As the last of the townspeople scurried to safety, the 21-year old saw the arsonist around the corner of a small house just as it erupted into a ball of fire. The arsonist, having made three circuits of the town in his horrified frenzy, knew that he was looking at the last soul he could save. Witnessing the price of his mistake, and beleaguered with grief, he had made up his mind to die in the flames as repentance. The 21-year old, in his own frenzy to save his neighbors, now sprinted towards the suicidal arsonist. Before he could issue his final desperate warning, however, he saw that the arsonist’s eyes, glowing bright orange in the light of the flames, were pouring tears onto his face. This froze him in his tracks, as he saw not fear in those tears, but painful regret and guilt. The arsonist, knowing this was the last soul in the town, opened his mouth one final time to speak. Gesturing towards a curtain of fire in the trees around them and the ember showers now descending upon them, the arsonist spoke his final two words in a sobbing scream as the fire roared like a freight train in their ears: 

“I’M SORRY!” The 21-year old barely had time to come to grips with the fact that the arsonist had just issued his final apology before the universe sealed his life.
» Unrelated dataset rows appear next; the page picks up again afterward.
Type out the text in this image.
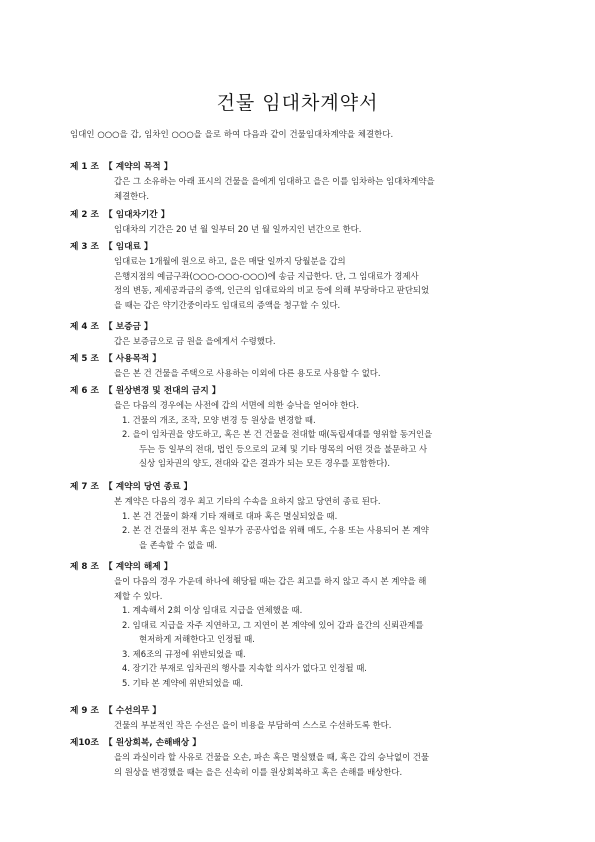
건물 임대차계약서
임대인 ○○○을 갑, 임차인 ○○○을 을로 하여 다음과 같이 건물임대차계약을 체결한다.
제 1 조 【 계약의 목적 】
갑은 그 소유하는 아래 표시의 건물을 을에게 임대하고 을은 이를 임차하는 임대차계약을
체결한다.
제 2 조 【 임대차기간 】
임대차의 기간은 20 년 월 일부터 20 년 월 일까지인 년간으로 한다.
제 3 조 【 임대료 】
임대료는 1개월에 원으로 하고, 을은 매달 일까지 당월분을 갑의
은행지점의 예금구좌(○○○-○○○-○○○)에 송금 지급한다. 단, 그 임대료가 경제사
정의 변동, 제세공과금의 증액, 인근의 임대료와의 비교 등에 의해 부당하다고 판단되었
을 때는 갑은 약기간중이라도 임대료의 증액을 청구할 수 있다.
제 4 조 【 보증금 】
갑은 보증금으로 금 원을 을에게서 수령했다.
제 5 조 【 사용목적 】
을은 본 건 건물을 주택으로 사용하는 이외에 다른 용도로 사용할 수 없다.
제 6 조 【 원상변경 및 전대의 금지 】
을은 다음의 경우에는 사전에 갑의 서면에 의한 승낙을 얻어야 한다.
1. 건물의 개조, 조작, 모양 변경 등 원상을 변경할 때.
2. 을이 임차권을 양도하고, 혹은 본 건 건물을 전대할 때(독립세대를 영위할 동거인을
두는 등 일부의 전대, 법인 등으로의 교체 및 기타 명목의 어떤 것을 불문하고 사
실상 임차권의 양도, 전대와 같은 결과가 되는 모든 경우를 포함한다).
제 7 조 【 계약의 당연 종료 】
본 계약은 다음의 경우 최고 기타의 수속을 요하지 않고 당연히 종료 된다.
1. 본 건 건물이 화재 기타 재해로 대파 혹은 멸실되었을 때.
2. 본 건 건물의 전부 혹은 일부가 공공사업을 위해 매도, 수용 또는 사용되어 본 계약
을 존속할 수 없을 때.
제 8 조 【 계약의 해제 】
을이 다음의 경우 가운데 하나에 해당될 때는 갑은 최고를 하지 않고 즉시 본 계약을 해
제할 수 있다.
1. 계속해서 2회 이상 임대료 지급을 연체했을 때.
2. 임대료 지급을 자주 지연하고, 그 지연이 본 계약에 있어 갑과 을간의 신뢰관계를
현저하게 저해한다고 인정될 때.
3. 제6조의 규정에 위반되었을 때.
4. 장기간 부재로 임차권의 행사를 지속할 의사가 없다고 인정될 때.
5. 기타 본 계약에 위반되었을 때.
제 9 조 【 수선의무 】
건물의 부분적인 작은 수선은 을이 비용을 부담하여 스스로 수선하도록 한다.
제10조 【 원상회복, 손해배상 】
을의 과실이라 할 사유로 건물을 오손, 파손 혹은 멸실했을 때, 혹은 갑의 승낙없이 건물
의 원상을 변경했을 때는 을은 신속히 이를 원상회복하고 혹은 손해를 배상한다.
A burning limb snapped loose from a tree above them and careened down on top of the arsonist, crushing him and ending his life in a shower of embers and smashed bone. Recognizing that his time to escape was now nearly gone, the 21-year old sprinted towards the lake. The trail to the lake was engulfed in 10 foot tall flames on either side, and the tops of the trees above him were beginning to explode into flame themselves as fire made its way from ground to treetop. He narrowly escaped burning to death in this gauntlet of fire, holding his breath as he ran to avoid burning his lungs. Eventually, he burst out into the waters of the lake, where the townspeople were huddled in terror on a small island a few hundred feet from the shore. He swam with intense vigor to the island, where the townspeople stared, mouths agape, at his singed clothing only put out by the waters of the lake, before the young man pointed back towards the town with tears in his eyes. Yet, the tears in his eyes were not of guilt or shame; rather, they were of intense pity and empathy. At that moment, the young man’s mouth opened for the final time, and out came these words, no louder than a whisper:

                                                “I forgive him.”

The young man collapsed, dead, to the sand of the island, and the flames licked at the heels of the heavens.